このジャンルを代表するアーティストは、パコ・デ・ルシアです。そう言うとだいたいどんな曲風なのか想像がつくのではないでしょうか!? 伝説のギタリスト、パコ・デ・ルシアはフラメンコの世界に中南米の打楽器をもたらしたことでも知られていますが、つまりキューバのルンバの基盤となる打楽器のリズムと、フラメンコの哀愁ただよう旋律とが溶け合ってできたのがこのジャンルです。一番有名な曲《Entre Dos Aguas》は、ウディ・アレンの大ヒット映画『それでも恋するバルセロナ』でも流れていましたね。これを聴くと今すぐスペインに飛んで行きたくなります……。

 

 

■ルンバ・カタラナ

ルンバ・フラメンカは名前の通り、フラメンコ周辺で興ったジャンルですが、これがさらに発展したのがルンバ・カタラナというカタルーニャ地方の音楽です。
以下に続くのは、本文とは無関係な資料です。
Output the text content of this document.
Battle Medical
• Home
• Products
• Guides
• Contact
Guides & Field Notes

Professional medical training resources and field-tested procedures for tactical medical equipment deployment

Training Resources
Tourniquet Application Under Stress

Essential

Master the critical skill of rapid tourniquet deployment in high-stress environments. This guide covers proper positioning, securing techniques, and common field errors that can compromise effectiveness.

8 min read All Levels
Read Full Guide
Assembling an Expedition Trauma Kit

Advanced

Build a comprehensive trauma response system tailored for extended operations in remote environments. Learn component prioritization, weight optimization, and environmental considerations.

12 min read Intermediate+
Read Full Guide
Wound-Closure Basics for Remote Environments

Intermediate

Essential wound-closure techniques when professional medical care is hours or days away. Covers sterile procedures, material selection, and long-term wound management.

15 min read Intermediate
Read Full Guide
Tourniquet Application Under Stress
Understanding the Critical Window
中心地となったのはバルセロナで、この街に住んでいたヒターノたちによって発展したと云われています。代表アーティストの1人はペレで、彼の曲《El Muerto Vivo》が最も知られているのではないでしょうか。これも聴くと面白いです。フラメンコの片鱗を感じさせる哀愁のメロディーやパルマでの音頭もありますが、それよりも全体的にリズミカルでノリノリで、ルンバ・フラメンカよりも元祖ルンバに近いかも。

 

 

ルンバ・フラメンカもルンバ・カタラナも探したらた〜くさんの曲がありますので、いろいろ聴いてみましょう!!